«Eleusis» für grosses Orchester
Dieses Stück besitzt die Form eines grossen, raumgreifenden Myzels, bei dem das ganze Orchester im Raum verteilt ist. Das Vorbild für diese Aufstellung sind die Baummyzele beispielsweise der Hallimaschen, bei denen sich das Pilznetzwerk über eine Fläche von bis zu 9 km2 erstrecken kann (vgl. Wikipedia «Myzel»). Neuere Forschungen vermuten, dass Bäume mittels dieser Pilznetzwerke über weite Distanzen kommunizieren können, und so kommunizieren auch die Orchestermusiker:innen über ein Klangnetz durch den ganzen Raum, teils vom Dirigenten koordiniert, teils in unabhängig agierenden Gruppen.
Eine weitere wichtige Anregung für das Stück kommt vom amerikanischen Mykologen Paul Stamets, der nachhaltig auf die psychisch ausgleichende und glücksfördernde Wirkung halluzinogener Pilzsubstanzen wie Psilocybin hingewiesen hat und der eine geradezu kultische Anhängerschaft geniesst, die in den Pilzen eine Art göttliches Mittel zur Verbindung mit allem Seienden erkennt.

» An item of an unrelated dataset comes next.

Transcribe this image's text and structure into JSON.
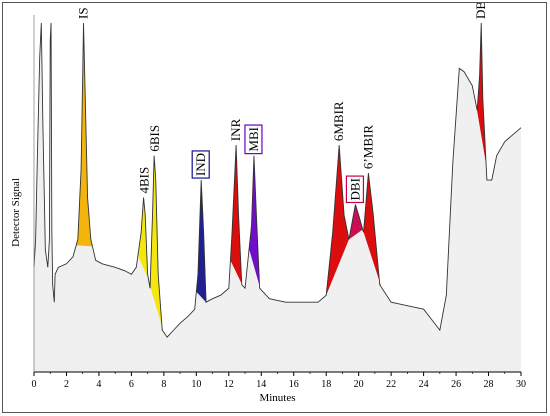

Damit öffnet sich der Blick weit in die Vergangenheit, zu den altgriechischen Mysterien von Eleusis, bei denen, wie archäobiologische Untersuchungen gezeigt haben, auch Psilocybin zum Einsatz kam. (Brian C. Muraresku: «The Immortality Key») Alle Berichte über diese Erfahrung sprechen von einer tiefen Harmonie, einer Auflösung des Ich-Gefühls und einer weltumspannenden Verbundenheit mit der ganzen Schöpfung.
Das Stück ist also auch als eine Art rituelle Handlung zu verstehen, bei der wir durch die Einnahme hochdosierter musikalischer Ereignisse in Trance verfallen, um so, ganz ohne Einsatz von Drogen, zu diesem selben Glücksgefühl zu gelangen, wovon Paul Stamets und die Mysterien von Eleusis berichten.